Travaglio critica la copertura mediatica su Navalny e Assange, denunciando l'ipocrisia dei media italiani e l'indifferenza verso Assange.
Julian Assange

Nell’editoriale del 21 febbraio 2024 su “Il Fatto Quotidiano”, Marco Travaglio critica aspramente la copertura mediatica in Italia e in Russia riguardante Alexei Navalny e Julian Assange. Mentre i media russi minimizzano le notizie su Navalny per concentrarsi sul ritorno di beni di consumo nonostante le sanzioni, in Italia, la maggior parte dei media, ad eccezione di pochi, dedica ampio spazio a Navalny ignorando completamente l’udienza dell’Alta Corte di Londra sull’estradizione di Assange negli USA. Travaglio evidenzia la disparità di trattamento riservata ai due casi, sottolineando come Assange rischi la vita in carcere per aver rivelato crimini di guerra, a differenza della copertura estesa data a Navalny.
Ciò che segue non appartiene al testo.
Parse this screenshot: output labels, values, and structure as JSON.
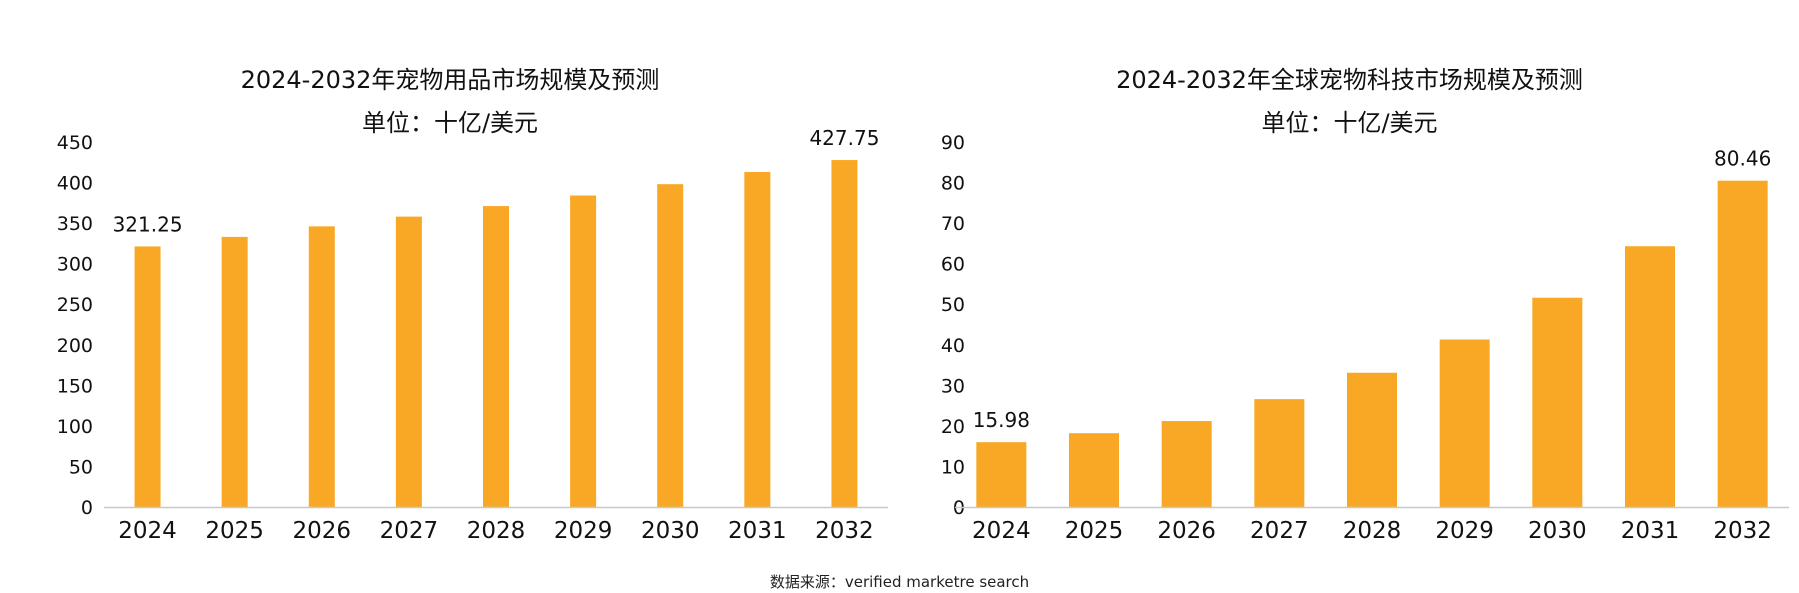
{
  "colors": {
    "bar": "#F9A825",
    "axis": "#C8C8C8",
    "text": "#111111"
  },
  "chart_data": [
    {
      "type": "bar",
      "title": "2024-2032年宠物用品市场规模及预测",
      "subtitle": "单位：十亿/美元",
      "categories": [
        "2024",
        "2025",
        "2026",
        "2027",
        "2028",
        "2029",
        "2030",
        "2031",
        "2032"
      ],
      "values": [
        321.25,
        333,
        346,
        358,
        371,
        384,
        398,
        413,
        427.75
      ],
      "data_labels": {
        "2024": "321.25",
        "2032": "427.75"
      },
      "ylim": [
        0,
        450
      ],
      "yticks": [
        0,
        50,
        100,
        150,
        200,
        250,
        300,
        350,
        400,
        450
      ],
      "grid": false,
      "legend": "none"
    },
    {
      "type": "bar",
      "title": "2024-2032年全球宠物科技市场规模及预测",
      "subtitle": "单位：十亿/美元",
      "categories": [
        "2024",
        "2025",
        "2026",
        "2027",
        "2028",
        "2029",
        "2030",
        "2031",
        "2032"
      ],
      "values": [
        15.98,
        18.2,
        21.2,
        26.6,
        33.1,
        41.3,
        51.6,
        64.3,
        80.46
      ],
      "data_labels": {
        "2024": "15.98",
        "2032": "80.46"
      },
      "ylim": [
        0,
        90
      ],
      "yticks": [
        0,
        10,
        20,
        30,
        40,
        50,
        60,
        70,
        80,
        90
      ],
      "grid": false,
      "legend": "none"
    }
  ],
  "source_note": "数据来源：verified marketre search"
}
Critica poi l’accusa di censura rivendicata da alcuni giornalisti italiani che difendono la loro scelta editoriale come un tentativo di non sminuire la figura di Navalny. Travaglio conclude affermando che il vero giornalismo dovrebbe trattare con lo stesso sdegno le vittime di ogni regime, siano essi Navalny, Assange, o altri perseguitati nel mondo, denunciando l’ipocrisia dell’Occidente in materia di diritti umani e libertà di stampa.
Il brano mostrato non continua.